На этой конференции Радеку бросились в глаза две вещи. Во-первых, тот факт, что Америка не согласилась с требованием Японии изменить соотношение между японскими и американскими военными корабля ми, — которое, согласно договору 1922 года, составляло три к пяти. Радек спросил американского делегата, что произойдет, если Япония не уступит. Американец ответил, что в этом случае договор будет расторгнут, и Америка, как более сильная с экономической точки зрения страна, еще больше увеличит превосходство своего военно-морского флота над японским. Поэтому в своем отчете о конференции Радек подчеркивал то обстоятельство, что в международных отношениях главная роль принадлежит не дипломатии, не договорам, а экономической силе, на которую они опираются.
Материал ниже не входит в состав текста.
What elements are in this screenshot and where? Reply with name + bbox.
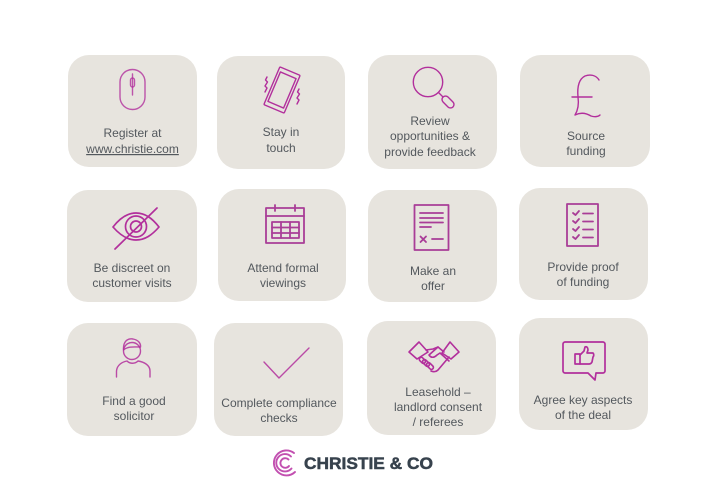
label: find a solicitor: solicitor — [114, 409, 154, 423]
panel: formal viewings — [218, 189, 346, 301]
label: register: Register at — [103, 126, 162, 140]
icon: tick — [264, 348, 309, 378]
icon: thumbs-up speech bubble — [563, 342, 605, 380]
label: discreet visits: customer visits — [92, 276, 172, 290]
icon: person — [116, 339, 150, 377]
label: register: www.christie.com — [85, 142, 179, 156]
label: make an offer: Make an — [410, 264, 456, 278]
label: formal viewings: viewings — [260, 276, 306, 290]
label: compliance checks: checks — [260, 411, 298, 425]
label: stay in touch: Stay in — [263, 125, 299, 139]
label: leasehold: / referees — [413, 415, 463, 429]
label: make an offer: offer — [421, 279, 445, 293]
label: source funding: funding — [566, 144, 606, 158]
logo: Christie & Co — [274, 450, 433, 475]
label: formal viewings: Attend formal — [247, 261, 319, 275]
panel: source funding — [520, 55, 650, 167]
icon: handshake — [409, 342, 459, 372]
logo wordmark: CHRISTIE & CO — [304, 454, 433, 473]
icon: mouse — [120, 70, 145, 110]
icon: crossed-out eye — [113, 208, 159, 249]
label: leasehold: Leasehold – — [405, 385, 471, 399]
label: agree key aspects: Agree key aspects — [534, 393, 632, 407]
panel: proof of funding — [519, 188, 648, 300]
panel: compliance checks — [214, 323, 343, 436]
icon: logo mark — [274, 450, 295, 475]
label: leasehold: landlord consent — [394, 400, 483, 414]
label: stay in touch: touch — [266, 141, 296, 155]
label: proof of funding: of funding — [557, 275, 609, 289]
label: review: opportunities & — [390, 129, 470, 143]
panel: review opportunities — [368, 55, 497, 169]
icon: offer document — [414, 205, 448, 250]
label: agree key aspects: of the deal — [555, 408, 611, 422]
panel: agree key aspects — [519, 318, 648, 430]
label: review: provide feedback — [384, 145, 477, 159]
label: source funding: Source — [567, 129, 605, 143]
label: proof of funding: Provide proof — [547, 260, 619, 274]
panel: leasehold — [367, 321, 496, 435]
panel: find a solicitor — [67, 323, 197, 436]
label: compliance checks: Complete compliance — [221, 396, 337, 410]
label: discreet visits: Be discreet on — [94, 261, 170, 275]
panel: stay in touch — [217, 56, 345, 169]
label: find a solicitor: Find a good — [102, 394, 166, 408]
panel: register — [68, 55, 197, 167]
icon: magnifying glass — [413, 67, 455, 109]
icon: calendar — [266, 205, 304, 243]
icon: checklist — [567, 204, 598, 246]
icon: vibrating phone — [264, 67, 300, 113]
panel: make an offer — [368, 190, 497, 302]
icon: pound sign — [572, 75, 600, 117]
panel: discreet visits — [67, 190, 197, 302]
label: review: Review — [410, 114, 450, 128]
Радек имел также неофициальные беседы с Гендерсоном. Гендерсон советовал делегации СССР соглашаться на все условия Англии и Франции, поскольку основное, что требовалось Советскому Союзу, по его мнению, это — выиграть время. Гендерсон объяснял Радеку, что делегация СССР и представить себе не может, как люто ненавидят Советский Союз во всем мире, как готовы воспользоваться любой возможностью, чтобы уничтожить его. На Радека этот разговор произвел такое впечатление, что он немедленно не только сообщил о нем Сталину, но и настоял на принятии специальной директивы, направленной затем Коминтерном всем зарубежным компартиям. Если, мол, Гендерсон, этот «архиоппортунист» счел необходимым сделать такое предупреждение, то какова же была в действительности опасность!